There are two immiscible liquids in the vessel. The total height is 18 cm, and their masses are the same. What pressure do they exert on the bottom of the vessel (p = 800 kg / m3, p2 = 1000 kg / m3)?
h = 18 centimeters = 0.18 meters – the total height of the columns of two immiscible liquids;
ro1 = 800 kg / m3 (kilogram per cubic meter) – density of the first liquid;
ro2 = 1000 kg / m3 is the density of the second liquid;
g = 9.8 N / kg (Newton per kilogram) – acceleration of gravity;
m1 = m2 – the masses of liquids are the same.
It is required to determine P (Pascal) – what is the pressure of the liquid on the bottom of the vessel.

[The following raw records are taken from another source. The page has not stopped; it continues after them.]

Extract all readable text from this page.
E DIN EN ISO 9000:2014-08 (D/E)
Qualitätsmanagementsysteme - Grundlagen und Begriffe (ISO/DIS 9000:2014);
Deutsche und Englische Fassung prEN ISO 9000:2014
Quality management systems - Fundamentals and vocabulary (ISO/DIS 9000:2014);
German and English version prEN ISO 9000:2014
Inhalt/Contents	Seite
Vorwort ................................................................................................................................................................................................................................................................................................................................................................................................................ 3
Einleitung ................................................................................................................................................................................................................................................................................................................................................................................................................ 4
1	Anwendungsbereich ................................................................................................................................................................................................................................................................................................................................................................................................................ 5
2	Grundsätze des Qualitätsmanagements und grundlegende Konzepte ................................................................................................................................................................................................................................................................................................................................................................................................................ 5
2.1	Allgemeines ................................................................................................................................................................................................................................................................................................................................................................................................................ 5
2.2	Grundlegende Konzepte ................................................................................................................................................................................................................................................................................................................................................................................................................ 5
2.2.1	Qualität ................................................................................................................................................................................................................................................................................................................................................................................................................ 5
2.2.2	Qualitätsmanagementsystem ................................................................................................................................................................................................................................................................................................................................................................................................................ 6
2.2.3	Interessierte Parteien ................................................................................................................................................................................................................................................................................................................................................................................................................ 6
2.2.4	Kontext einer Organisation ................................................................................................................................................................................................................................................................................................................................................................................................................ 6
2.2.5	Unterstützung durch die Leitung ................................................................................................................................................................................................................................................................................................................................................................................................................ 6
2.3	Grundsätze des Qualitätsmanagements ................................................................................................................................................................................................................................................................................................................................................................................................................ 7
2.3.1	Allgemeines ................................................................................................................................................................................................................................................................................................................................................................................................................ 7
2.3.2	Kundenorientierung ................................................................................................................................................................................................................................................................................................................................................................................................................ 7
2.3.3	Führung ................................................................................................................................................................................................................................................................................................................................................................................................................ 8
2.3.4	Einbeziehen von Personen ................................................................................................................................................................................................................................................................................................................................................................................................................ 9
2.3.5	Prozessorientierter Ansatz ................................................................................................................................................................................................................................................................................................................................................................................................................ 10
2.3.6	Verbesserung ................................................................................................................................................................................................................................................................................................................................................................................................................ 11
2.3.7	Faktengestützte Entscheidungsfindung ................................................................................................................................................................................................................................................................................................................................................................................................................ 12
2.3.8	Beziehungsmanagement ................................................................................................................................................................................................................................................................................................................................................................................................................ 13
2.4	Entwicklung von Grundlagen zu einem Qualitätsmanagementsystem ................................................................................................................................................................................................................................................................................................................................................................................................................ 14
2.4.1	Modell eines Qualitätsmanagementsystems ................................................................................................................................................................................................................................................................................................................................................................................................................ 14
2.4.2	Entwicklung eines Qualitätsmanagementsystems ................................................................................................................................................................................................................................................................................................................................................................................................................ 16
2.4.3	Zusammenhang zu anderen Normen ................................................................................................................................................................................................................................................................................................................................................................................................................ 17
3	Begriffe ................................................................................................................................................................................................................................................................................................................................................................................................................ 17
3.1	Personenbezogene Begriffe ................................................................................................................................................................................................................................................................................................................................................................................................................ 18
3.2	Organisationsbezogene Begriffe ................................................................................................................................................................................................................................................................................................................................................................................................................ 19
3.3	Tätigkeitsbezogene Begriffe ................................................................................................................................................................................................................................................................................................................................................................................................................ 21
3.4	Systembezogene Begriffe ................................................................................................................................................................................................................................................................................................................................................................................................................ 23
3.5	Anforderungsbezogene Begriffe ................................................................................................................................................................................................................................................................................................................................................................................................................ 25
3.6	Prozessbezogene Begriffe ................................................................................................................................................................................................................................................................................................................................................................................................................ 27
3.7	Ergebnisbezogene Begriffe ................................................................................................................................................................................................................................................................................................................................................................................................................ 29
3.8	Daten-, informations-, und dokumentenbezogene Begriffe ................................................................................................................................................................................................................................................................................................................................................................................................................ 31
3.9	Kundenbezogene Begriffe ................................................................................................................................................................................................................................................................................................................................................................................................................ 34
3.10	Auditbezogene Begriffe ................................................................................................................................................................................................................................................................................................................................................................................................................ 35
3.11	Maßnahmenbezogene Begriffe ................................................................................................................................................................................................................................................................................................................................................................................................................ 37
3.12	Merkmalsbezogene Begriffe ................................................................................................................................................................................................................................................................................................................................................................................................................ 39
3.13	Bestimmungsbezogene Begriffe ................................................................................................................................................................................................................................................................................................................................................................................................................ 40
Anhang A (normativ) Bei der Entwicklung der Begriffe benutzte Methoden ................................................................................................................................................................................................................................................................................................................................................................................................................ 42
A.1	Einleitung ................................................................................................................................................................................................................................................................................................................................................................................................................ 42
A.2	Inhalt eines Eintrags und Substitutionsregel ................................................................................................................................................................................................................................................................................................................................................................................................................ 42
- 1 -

Find the ratio of the columns of liquids:
m1 = m2;
ro1 * V1 = ro2 * V2;
ro1 * s * h1 = ro2 * s * h2;
ro1 * h1 = ro2 * h2;
h1 = ro2 * h2 / ro1;
h1 = 1000 * h2 / 800 = 1.25 * h2.
Then we get:
h1 + h2 = h = 0.18;
1.25 * h2 + h2 = 0.18;
2.25 * h2 = 0.18;
h2 = 0.18 / 2.25 = 0.08, h1 = 0.1.
Then the pressure will be equal to:
P = P1 + P2 = ro1 * h1 * g + ro2 * h2 * g = g * (ro1 * h1 + ro2 * h2);
P = 9.8 * (800 * 0.1 + 1000 * 0.08) = 9.8 * (80 + 80) = 9.8 * 160 = 1568 Pascal.
Answer: the pressure of liquids at the bottom of the vessel is 1568 Pascal.